UADF 6 18 mai 2013

Catégorie : Culture de Vie / Contreculture de mort
Posté par : la Rédaction le 24-05-2011

 « C'est comme si on vous arrachait une dent ». Ce propos, les journalistes  de L'Homme Nouveau qui se sont rendues dans des centres du Planning familial l'ont souvent entendu.
Dans une enquête exceptionnelle que l'on pourra lire dans ce nouveau numéro hors-série de L'Homme Nouveau, on découvrira le discours tenu par le Planning familial sur le terrain et les préconisations données aux jeunes femmes enceintes dans des situations difficiles ou de détresse.
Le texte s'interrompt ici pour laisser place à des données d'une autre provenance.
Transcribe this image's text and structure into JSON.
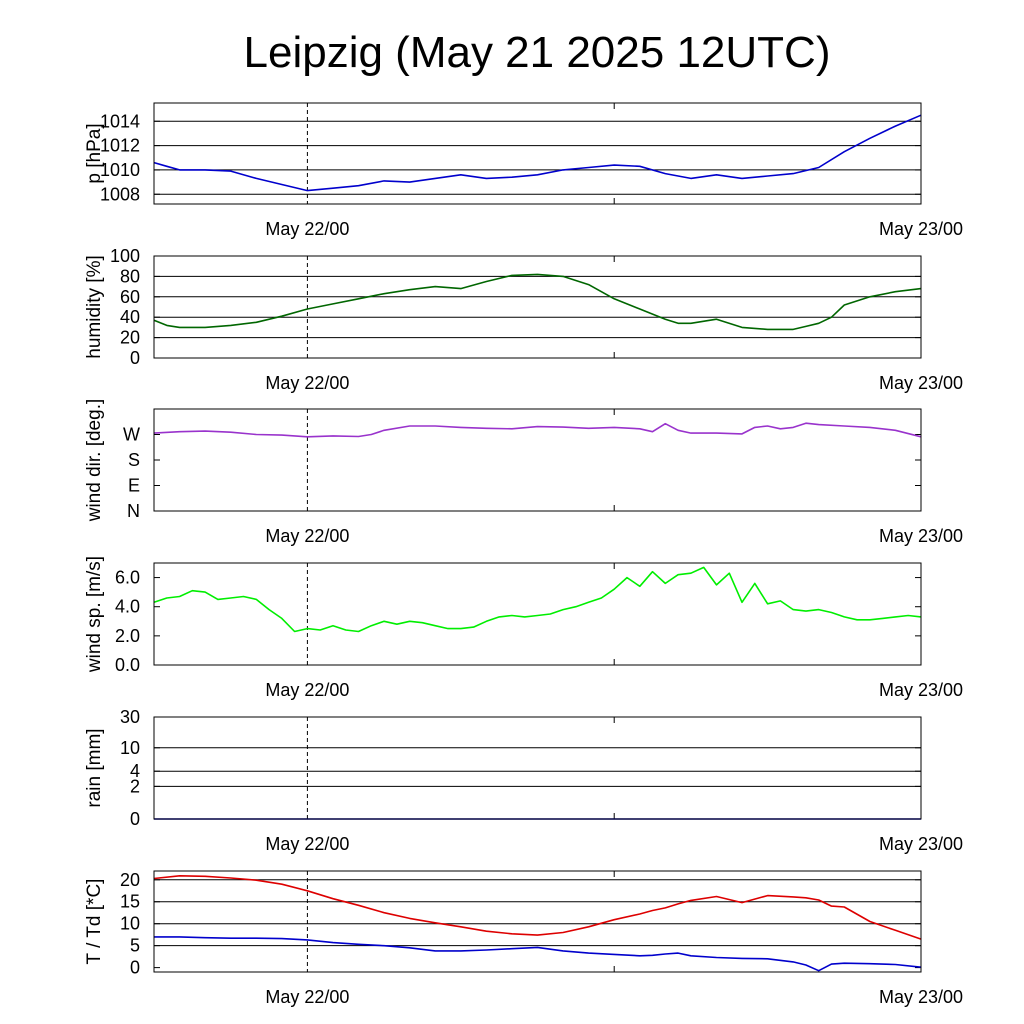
{
  "title": "Leipzig (May 21 2025 12UTC)",
  "x_tick_labels": [
    "May 22/00",
    "May 23/00"
  ],
  "chart_data": [
    {
      "id": "pressure",
      "type": "line",
      "ylabel": "p [hPa]",
      "ylim": [
        1007.2,
        1015.5
      ],
      "yticks": [
        1008,
        1010,
        1012,
        1014
      ],
      "ytick_labels": [
        "1008",
        "1010",
        "1012",
        "1014"
      ],
      "grid_values": [
        1008,
        1010,
        1012,
        1014
      ],
      "x_hours": [
        0,
        1,
        2,
        4,
        6,
        8,
        10,
        12,
        14,
        16,
        18,
        20,
        22,
        24,
        26,
        28,
        30,
        32,
        34,
        36,
        38,
        40,
        42,
        44,
        46,
        48,
        50,
        52,
        54,
        56,
        58,
        60
      ],
      "series": [
        {
          "color": "#0000cc",
          "values": [
            1010.6,
            1010.3,
            1010.0,
            1010.0,
            1009.9,
            1009.3,
            1008.8,
            1008.3,
            1008.5,
            1008.7,
            1009.1,
            1009.0,
            1009.3,
            1009.6,
            1009.3,
            1009.4,
            1009.6,
            1010.0,
            1010.2,
            1010.4,
            1010.3,
            1009.7,
            1009.3,
            1009.6,
            1009.3,
            1009.5,
            1009.7,
            1010.2,
            1011.5,
            1012.6,
            1013.6,
            1014.5
          ]
        }
      ]
    },
    {
      "id": "humidity",
      "type": "line",
      "ylabel": "humidity [%]",
      "ylim": [
        0,
        100
      ],
      "yticks": [
        0,
        20,
        40,
        60,
        80,
        100
      ],
      "ytick_labels": [
        "0",
        "20",
        "40",
        "60",
        "80",
        "100"
      ],
      "grid_values": [
        20,
        40,
        60,
        80
      ],
      "x_hours": [
        0,
        1,
        2,
        4,
        6,
        8,
        10,
        12,
        14,
        16,
        18,
        20,
        22,
        24,
        26,
        28,
        30,
        32,
        34,
        36,
        38,
        40,
        41,
        42,
        44,
        46,
        48,
        50,
        51,
        52,
        53,
        54,
        56,
        58,
        60
      ],
      "series": [
        {
          "color": "#006600",
          "values": [
            37,
            32,
            30,
            30,
            32,
            35,
            41,
            48,
            53,
            58,
            63,
            67,
            70,
            68,
            75,
            81,
            82,
            80,
            72,
            58,
            48,
            38,
            34,
            34,
            38,
            30,
            28,
            28,
            31,
            34,
            40,
            52,
            60,
            65,
            68
          ]
        }
      ]
    },
    {
      "id": "wind_direction",
      "type": "line",
      "ylabel": "wind dir. [deg.]",
      "ylim": [
        0,
        360
      ],
      "yticks": [
        0,
        90,
        180,
        270
      ],
      "ytick_labels": [
        "N",
        "E",
        "S",
        "W"
      ],
      "grid_values": [],
      "x_hours": [
        0,
        2,
        4,
        6,
        8,
        10,
        12,
        14,
        16,
        17,
        18,
        20,
        22,
        24,
        26,
        28,
        30,
        32,
        34,
        36,
        38,
        39,
        40,
        41,
        42,
        44,
        46,
        47,
        48,
        49,
        50,
        51,
        52,
        54,
        56,
        58,
        60
      ],
      "series": [
        {
          "color": "#9933cc",
          "values": [
            275,
            280,
            282,
            278,
            270,
            268,
            262,
            265,
            263,
            270,
            285,
            300,
            300,
            295,
            292,
            290,
            298,
            296,
            292,
            295,
            290,
            280,
            308,
            285,
            275,
            275,
            272,
            295,
            300,
            290,
            295,
            310,
            305,
            300,
            295,
            285,
            262
          ]
        }
      ]
    },
    {
      "id": "wind_speed",
      "type": "line",
      "ylabel": "wind sp. [m/s]",
      "ylim": [
        0,
        7.0
      ],
      "yticks": [
        0,
        2,
        4,
        6
      ],
      "ytick_labels": [
        "0.0",
        "2.0",
        "4.0",
        "6.0"
      ],
      "grid_values": [],
      "x_hours": [
        0,
        1,
        2,
        3,
        4,
        5,
        6,
        7,
        8,
        9,
        10,
        11,
        12,
        13,
        14,
        15,
        16,
        17,
        18,
        19,
        20,
        21,
        22,
        23,
        24,
        25,
        26,
        27,
        28,
        29,
        30,
        31,
        32,
        33,
        34,
        35,
        36,
        37,
        38,
        39,
        40,
        41,
        42,
        43,
        44,
        45,
        46,
        47,
        48,
        49,
        50,
        51,
        52,
        53,
        54,
        55,
        56,
        57,
        58,
        59,
        60
      ],
      "series": [
        {
          "color": "#00ee00",
          "values": [
            4.3,
            4.6,
            4.7,
            5.1,
            5.0,
            4.5,
            4.6,
            4.7,
            4.5,
            3.8,
            3.2,
            2.3,
            2.5,
            2.4,
            2.7,
            2.4,
            2.3,
            2.7,
            3.0,
            2.8,
            3.0,
            2.9,
            2.7,
            2.5,
            2.5,
            2.6,
            3.0,
            3.3,
            3.4,
            3.3,
            3.4,
            3.5,
            3.8,
            4.0,
            4.3,
            4.6,
            5.2,
            6.0,
            5.4,
            6.4,
            5.6,
            6.2,
            6.3,
            6.7,
            5.5,
            6.3,
            4.3,
            5.6,
            4.2,
            4.4,
            3.8,
            3.7,
            3.8,
            3.6,
            3.3,
            3.1,
            3.1,
            3.2,
            3.3,
            3.4,
            3.3
          ]
        }
      ]
    },
    {
      "id": "rain",
      "type": "line",
      "ylabel": "rain [mm]",
      "ylim": [
        0,
        30
      ],
      "yscale": "log1p",
      "yticks": [
        0,
        2,
        4,
        10,
        30
      ],
      "ytick_labels": [
        "0",
        "2",
        "4",
        "10",
        "30"
      ],
      "grid_values": [
        2,
        4,
        10,
        30
      ],
      "x_hours": [
        0,
        60
      ],
      "series": [
        {
          "color": "#0000cc",
          "values": [
            0,
            0
          ]
        }
      ]
    },
    {
      "id": "temperature",
      "type": "line",
      "ylabel": "T / Td [*C]",
      "ylim": [
        -1,
        22
      ],
      "yticks": [
        0,
        5,
        10,
        15,
        20
      ],
      "ytick_labels": [
        "0",
        "5",
        "10",
        "15",
        "20"
      ],
      "grid_values": [
        5,
        10,
        15,
        20
      ],
      "x_hours": [
        0,
        2,
        4,
        6,
        8,
        10,
        12,
        14,
        16,
        18,
        20,
        22,
        24,
        26,
        28,
        30,
        32,
        34,
        36,
        38,
        39,
        40,
        41,
        42,
        44,
        46,
        48,
        50,
        51,
        52,
        53,
        54,
        56,
        58,
        60
      ],
      "series": [
        {
          "color": "#dd0000",
          "values": [
            20.3,
            20.9,
            20.8,
            20.4,
            19.9,
            19.0,
            17.5,
            15.7,
            14.2,
            12.5,
            11.2,
            10.2,
            9.3,
            8.3,
            7.7,
            7.4,
            8.0,
            9.3,
            10.9,
            12.2,
            13.0,
            13.6,
            14.5,
            15.3,
            16.2,
            14.8,
            16.4,
            16.1,
            15.9,
            15.4,
            14.0,
            13.8,
            10.5,
            8.5,
            6.5
          ]
        },
        {
          "color": "#0000cc",
          "values": [
            7.0,
            7.0,
            6.8,
            6.7,
            6.7,
            6.6,
            6.3,
            5.7,
            5.3,
            5.0,
            4.5,
            3.8,
            3.8,
            4.0,
            4.3,
            4.6,
            3.8,
            3.3,
            3.0,
            2.7,
            2.8,
            3.1,
            3.3,
            2.7,
            2.3,
            2.1,
            2.0,
            1.3,
            0.6,
            -0.7,
            0.8,
            1.0,
            0.9,
            0.7,
            0.1
          ]
        }
      ]
    }
  ]
}
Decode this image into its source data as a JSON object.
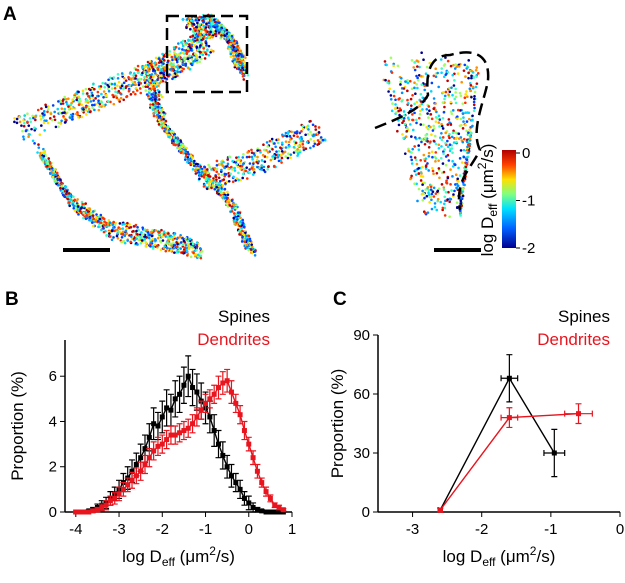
{
  "panel_a": {
    "letter": "A",
    "colorbar": {
      "lim": [
        -2,
        0
      ],
      "ticks": [
        0,
        -1,
        -2
      ],
      "label_parts": [
        "log D",
        "eff",
        " (μm",
        "2",
        "/s)"
      ]
    }
  },
  "chart_data": [
    {
      "type": "line",
      "letter": "B",
      "xlabel_parts": [
        "log D",
        "eff",
        " (μm",
        "2",
        "/s)"
      ],
      "ylabel": "Proportion (%)",
      "xlim": [
        -4.25,
        1
      ],
      "ylim": [
        0,
        7.6
      ],
      "xticks": [
        -4,
        -3,
        -2,
        -1,
        0,
        1
      ],
      "yticks": [
        0,
        2,
        4,
        6
      ],
      "x": [
        -4.0,
        -3.9,
        -3.8,
        -3.7,
        -3.6,
        -3.5,
        -3.4,
        -3.3,
        -3.2,
        -3.1,
        -3.0,
        -2.9,
        -2.8,
        -2.7,
        -2.6,
        -2.5,
        -2.4,
        -2.3,
        -2.2,
        -2.1,
        -2.0,
        -1.9,
        -1.8,
        -1.7,
        -1.6,
        -1.5,
        -1.4,
        -1.3,
        -1.2,
        -1.1,
        -1.0,
        -0.9,
        -0.8,
        -0.7,
        -0.6,
        -0.5,
        -0.4,
        -0.3,
        -0.2,
        -0.1,
        0.0,
        0.1,
        0.2,
        0.3,
        0.4,
        0.5,
        0.6,
        0.7,
        0.8
      ],
      "series": [
        {
          "name": "Spines",
          "color": "#000000",
          "values": [
            0,
            0,
            0,
            0.05,
            0.1,
            0.2,
            0.3,
            0.4,
            0.6,
            0.8,
            1.0,
            1.3,
            1.5,
            1.8,
            2.1,
            2.4,
            2.8,
            3.3,
            3.9,
            3.8,
            4.2,
            4.6,
            4.5,
            5.0,
            5.2,
            5.6,
            6.0,
            5.5,
            5.3,
            4.9,
            4.6,
            4.2,
            3.6,
            3.0,
            2.5,
            2.0,
            1.6,
            1.3,
            1.0,
            0.6,
            0.4,
            0.2,
            0.1,
            0.05,
            0,
            0,
            0,
            0,
            0
          ],
          "errors": [
            0,
            0,
            0,
            0.05,
            0.1,
            0.15,
            0.2,
            0.25,
            0.3,
            0.3,
            0.4,
            0.4,
            0.5,
            0.5,
            0.5,
            0.6,
            0.6,
            0.6,
            0.7,
            0.6,
            0.7,
            0.8,
            0.7,
            0.8,
            0.8,
            0.8,
            0.9,
            0.8,
            0.8,
            0.8,
            0.7,
            0.7,
            0.7,
            0.6,
            0.6,
            0.5,
            0.5,
            0.4,
            0.4,
            0.3,
            0.3,
            0.2,
            0.1,
            0.05,
            0,
            0,
            0,
            0,
            0
          ]
        },
        {
          "name": "Dendrites",
          "color": "#e8141e",
          "values": [
            0,
            0,
            0,
            0,
            0.05,
            0.1,
            0.2,
            0.3,
            0.5,
            0.6,
            0.8,
            1.0,
            1.2,
            1.4,
            1.6,
            1.8,
            2.1,
            2.4,
            2.7,
            2.9,
            3.0,
            3.2,
            3.4,
            3.4,
            3.5,
            3.6,
            3.7,
            3.9,
            4.2,
            4.5,
            4.8,
            5.0,
            5.2,
            5.5,
            5.7,
            5.8,
            5.3,
            4.8,
            4.3,
            3.6,
            3.0,
            2.4,
            1.8,
            1.3,
            0.9,
            0.6,
            0.3,
            0.2,
            0.1
          ],
          "errors": [
            0,
            0,
            0,
            0,
            0.05,
            0.1,
            0.15,
            0.2,
            0.2,
            0.25,
            0.3,
            0.3,
            0.3,
            0.35,
            0.35,
            0.4,
            0.4,
            0.4,
            0.4,
            0.4,
            0.4,
            0.4,
            0.4,
            0.4,
            0.4,
            0.4,
            0.4,
            0.4,
            0.4,
            0.4,
            0.4,
            0.4,
            0.4,
            0.5,
            0.5,
            0.5,
            0.5,
            0.4,
            0.4,
            0.4,
            0.3,
            0.3,
            0.3,
            0.2,
            0.2,
            0.15,
            0.1,
            0.1,
            0.05
          ]
        }
      ]
    },
    {
      "type": "errorline",
      "letter": "C",
      "xlabel_parts": [
        "log D",
        "eff",
        " (μm",
        "2",
        "/s)"
      ],
      "ylabel": "Proportion (%)",
      "xlim": [
        -3.5,
        0
      ],
      "ylim": [
        0,
        90
      ],
      "xticks": [
        -3,
        -2,
        -1,
        0
      ],
      "yticks": [
        0,
        30,
        60,
        90
      ],
      "series": [
        {
          "name": "Spines",
          "color": "#000000",
          "x": [
            -2.6,
            -1.6,
            -0.95
          ],
          "xerr": [
            0.03,
            0.12,
            0.15
          ],
          "values": [
            1,
            68,
            30
          ],
          "errors": [
            1,
            12,
            12
          ]
        },
        {
          "name": "Dendrites",
          "color": "#e8141e",
          "x": [
            -2.6,
            -1.6,
            -0.6
          ],
          "xerr": [
            0.03,
            0.12,
            0.2
          ],
          "values": [
            1,
            48,
            50
          ],
          "errors": [
            1,
            5,
            5
          ]
        }
      ]
    }
  ]
}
Cette enquête confirme malheureusement le discours mortifère d'une culture fermée à la vie. C'est pourquoi des pages de réflexions sur la défense de la vie humaine, la question de l'eugénisme ou la vision de l'Église sur le sujet complètent ce hors-série. Enfin, des entretiens de responsables pro-vie et une liste d'adresses de mouvements agissant chacun dans son domaine (accueil, formation, dénonciation, prière, etc.) en faveur de l'enfant à naître permet d'avoir une large vision de cette question fondamentale aujourd'hui.
Encore un numéro sur la vie ? Oui encore ! Tant qu'il y aura 220 000 avortements par an en France (chiffre officiel), il ne peut être question de se taire.

 



Sommaire


Enquête
Pendant six mois, une équipe de L'Homme Nouveau s'est rendue au Planning familial. Choses vues et entendues.
 
Réflexion
Sous la question de l'avortement et de la contraception, se cache une vision déformée de l'homme et de la femme.
Avec : La vie humaine chez les Anciens, par Philippe Kersantin ; Il était une fois l'eugénisme, par Anne-Marie Libert ; Un Évangile pour la vie, par l'abbé Louis-Marie Rineau.


Pratique
Aider, soutenir, encourager, réagir, c'est possible. Les bonnes adresses pour la vie.
ADV : la vie, une priorité sociale ; Mère de Miséricorde : À l'écoute des femmes en difficulté ; TeenSTAR : un corps fait pour aimer ; Laissez-les-Vivre, S.O.S. Futures Mères : Montrer l'avortement dans sa réalité.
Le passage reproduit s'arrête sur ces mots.